The proof of the join protocol in a pure-join variant of the Pastry protocol [63] implementing a distributed hash table over a peer-to-peer network is the largest case study carried out so far within TLAPS. Consisting of roughly 30k lines of proof, it was developed as part of Noran Azmy's PhD thesis, defended at the end of 2016 [51]. A presentation of the design of the protocol and its proof was accepted in the journal Science of Computer Programming, to appear in 2018.

Automated Analysis of Systems of ODE for Multistationarity

Joint work with R. Bradford and J. Davenport (Bath, UK), M. England (Coventry, UK), H. Errami, C. Hoyt, and A. Weber (Bonn, Germany), V. Gerdt (Dubna, Russia), D. Grigoriev (Lille, France), O. Radulescu (Montpellier, France)

We considered the problem of determining multiple steady states for positive real values in models of biological networks. Investigating the potential for these in models of the mitogen-activated protein kinases (MAPK) network has consumed considerable effort using special insights into the structure of corresponding models. We have applied combinations of symbolic computation methods for mixed equality/inequality systems, specifically automated deduction methods like virtual substitution, lazy real triangularization and cylindrical algebraic decomposition. We have determined multistationarity of an 11-dimensional MAPK network when numeric values are known for all but potentially one parameter. More precisely, our considered model has 11 equations in 11 variables and 19 parameters, 3 of which are of interest for symbolic treatment, and furthermore positivity conditions on all variables and parameters [28].

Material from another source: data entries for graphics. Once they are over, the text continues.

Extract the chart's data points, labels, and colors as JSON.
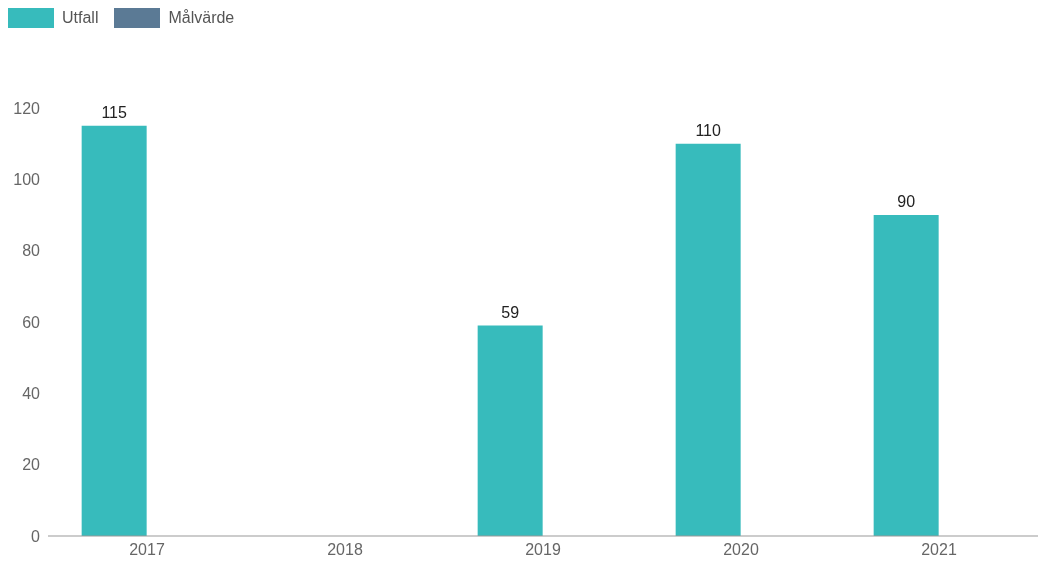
{
  "chart_data": {
    "type": "bar",
    "categories": [
      "2017",
      "2018",
      "2019",
      "2020",
      "2021"
    ],
    "series": [
      {
        "name": "Utfall",
        "color": "#37bbbc",
        "values": [
          115,
          null,
          59,
          110,
          90
        ]
      },
      {
        "name": "Målvärde",
        "color": "#5b7a95",
        "values": [
          null,
          null,
          null,
          null,
          null
        ]
      }
    ],
    "ylim": [
      0,
      120
    ],
    "yticks": [
      0,
      20,
      40,
      60,
      80,
      100,
      120
    ],
    "grid": false,
    "legend": "top left",
    "data_labels": true
  }
}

Subsequent work [31] demonstrates that our techniques benefit tremendously from a new graph theoretical symbolic preprocessing method. We apply our combined techniques to visualize of parameter regions for multistationarity. Comparing computation times and quality of results it turns out that our automated deduction-based approach clearly outperforms established numerical continuation methods.

While automated deduction technology is a bit under the hood here, this interdisciplinary research line addresses important questions related to contemporary research in systems biology. With researchers from that area very actively involved, the results are recognized also within their communities.